La première partie, Action Immédiate,
de la version finale, a conservé la condamnation de l'attentisme du projet Villon, mais affiche une solidarité avec le CFLN dont le projet Villon était dépourvu en faisant adopter par le CNR une posture revendicative vis-à-vis du gouvernement provisoire d'Alger, tout comme les revendications aux distributions d'armes sont mises en sourdine.
Toujours dans la première partie, l'idée de
« Comités de patriotes » dans les villes, villages etc... est conservée, mais les comités sont beaucoup plus encadréssont remplacés par des « Comités départementaux de la Libération » (CDL), eux-mêmes mieux intégrés au CNR.
La deuxième partie du texte final,
« Mesures à appliquer » est plus développée que dans le projet Villon, et on retrouve, dans la partie économique quelques pétitions de principe (par exemple « instauration d'une véritable démocratie économique et sociale, ... subordination des intérêts particuliers à l'intérêt général » qui rappelle plus le projet Laffon que le projet Villon.
Le projet final comporte deux nouveaux items: « La participation des travailleurs à la direction de l'économie » et « une extension des droits politiques, sociaux et économiques ds populations indigènes et coloniales. »
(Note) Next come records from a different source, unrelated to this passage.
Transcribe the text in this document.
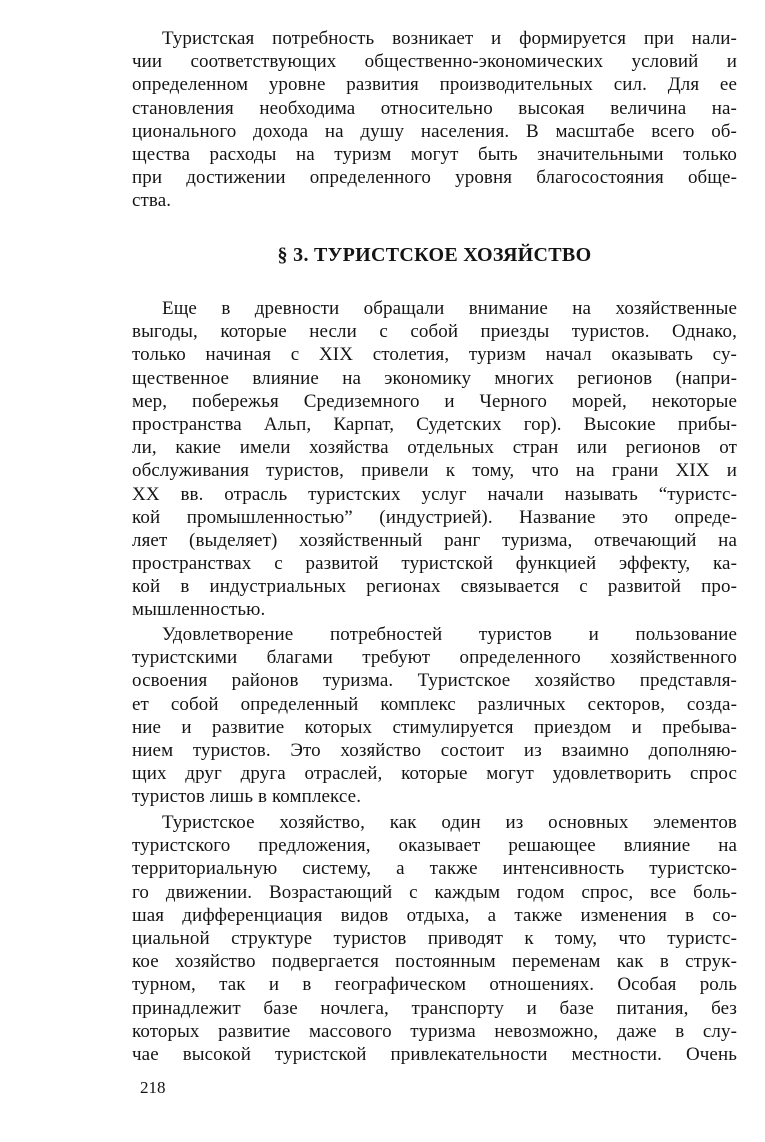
Туристская потребность возникает и формируется при нали-
чии соответствующих общественно-экономических условий и
определенном уровне развития производительных сил. Для ее
становления необходима относительно высокая величина на-
ционального дохода на душу населения. В масштабе всего об-
щества расходы на туризм могут быть значительными только
при достижении определенного уровня благосостояния обще-
ства.
§ 3. ТУРИСТСКОЕ ХОЗЯЙСТВО
Еще в древности обращали внимание на хозяйственные
выгоды, которые несли с собой приезды туристов. Однако,
только начиная с XIX столетия, туризм начал оказывать су-
щественное влияние на экономику многих регионов (напри-
мер, побережья Средиземного и Черного морей, некоторые
пространства Альп, Карпат, Судетских гор). Высокие прибы-
ли, какие имели хозяйства отдельных стран или регионов от
обслуживания туристов, привели к тому, что на грани XIX и
XX вв. отрасль туристских услуг начали называть “туристс-
кой промышленностью” (индустрией). Название это опреде-
ляет (выделяет) хозяйственный ранг туризма, отвечающий на
пространствах с развитой туристской функцией эффекту, ка-
кой в индустриальных регионах связывается с развитой про-
мышленностью.
Удовлетворение потребностей туристов и пользование
туристскими благами требуют определенного хозяйственного
освоения районов туризма. Туристское хозяйство представля-
ет собой определенный комплекс различных секторов, созда-
ние и развитие которых стимулируется приездом и пребыва-
нием туристов. Это хозяйство состоит из взаимно дополняю-
щих друг друга отраслей, которые могут удовлетворить спрос
туристов лишь в комплексе.
Туристское хозяйство, как один из основных элементов
туристского предложения, оказывает решающее влияние на
территориальную систему, а также интенсивность туристско-
го движении. Возрастающий с каждым годом спрос, все боль-
шая дифференциация видов отдыха, а также изменения в со-
циальной структуре туристов приводят к тому, что туристс-
кое хозяйство подвергается постоянным переменам как в струк-
турном, так и в географическом отношениях. Особая роль
принадлежит базе ночлега, транспорту и базе питания, без
которых развитие массового туризма невозможно, даже в слу-
чае высокой туристской привлекательности местности. Очень
218
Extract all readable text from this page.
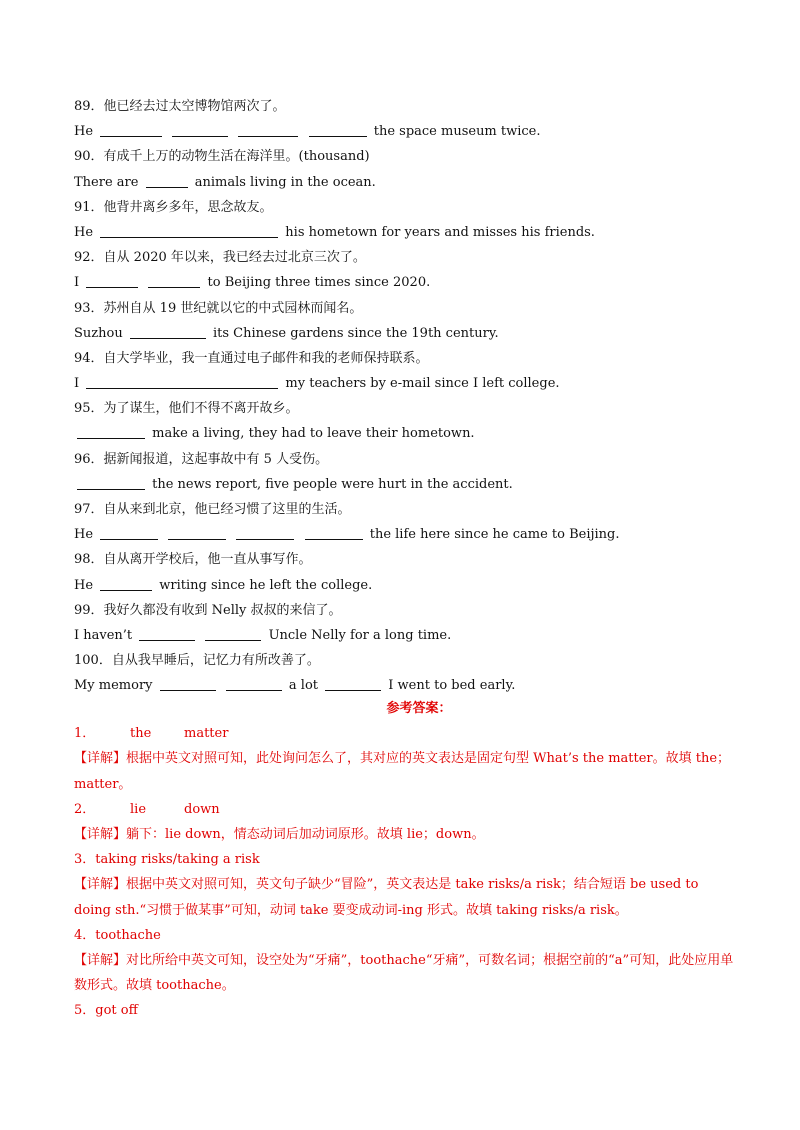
89．他已经去过太空博物馆两次了。
He	the space museum twice.
90．有成千上万的动物生活在海洋里。(thousand)
There are	animals living in the ocean.
91．他背井离乡多年，思念故友。
He	his hometown for years and misses his friends.
92．自从 2020 年以来，我已经去过北京三次了。
I	to Beijing three times since 2020.
93．苏州自从 19 世纪就以它的中式园林而闻名。
Suzhou	its Chinese gardens since the 19th century.
94．自大学毕业，我一直通过电子邮件和我的老师保持联系。
I	my teachers by e-mail since I left college.
95．为了谋生，他们不得不离开故乡。
make a living, they had to leave their hometown.
96．据新闻报道，这起事故中有 5 人受伤。
the news report, five people were hurt in the accident.
97．自从来到北京，他已经习惯了这里的生活。
He	the life here since he came to Beijing.
98．自从离开学校后，他一直从事写作。
He	writing since he left the college.
99．我好久都没有收到 Nelly 叔叔的来信了。
I haven’t	Uncle Nelly for a long time.
100．自从我早睡后，记忆力有所改善了。
My memory	a lot	I went to bed early.
参考答案：
1．	the	matter
【详解】根据中英文对照可知，此处询问怎么了，其对应的英文表达是固定句型 What’s the matter。故填 the；matter。
2．	lie	down
【详解】躺下：lie down，情态动词后加动词原形。故填 lie；down。
3．taking risks/taking a risk
【详解】根据中英文对照可知，英文句子缺少“冒险”，英文表达是 take risks/a risk；结合短语 be used to doing sth.“习惯于做某事”可知，动词 take 要变成动词-ing 形式。故填 taking risks/a risk。
4．toothache
【详解】对比所给中英文可知，设空处为“牙痛”，toothache“牙痛”，可数名词；根据空前的“a”可知，此处应用单数形式。故填 toothache。
5．got off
Finallement, Villon aura dû faire quelques concessions vers certaines idées typiquement socialistes dont il ne voulait pas s'encombrer. Son texte, beaucoup plus dépouillé se prêtait mieux à l'union nationale en ne heutant aucune sensibilité sans exclure l'adjonction de telle ou telle idée générale qui puisse faire plaisir à tel ou tel mouvement. Les communistes, à ce moment-là, ne manifestent aucun intérêt pour les idées générales (
tout comme de Gaulle). Dans leur grande sagesse, ne sachant pas de quoi la Libération sera faite, ils essaient d'être en position de force, à partir de quoi, il sera toujours possible d'improviser les mesures les plus opportunes.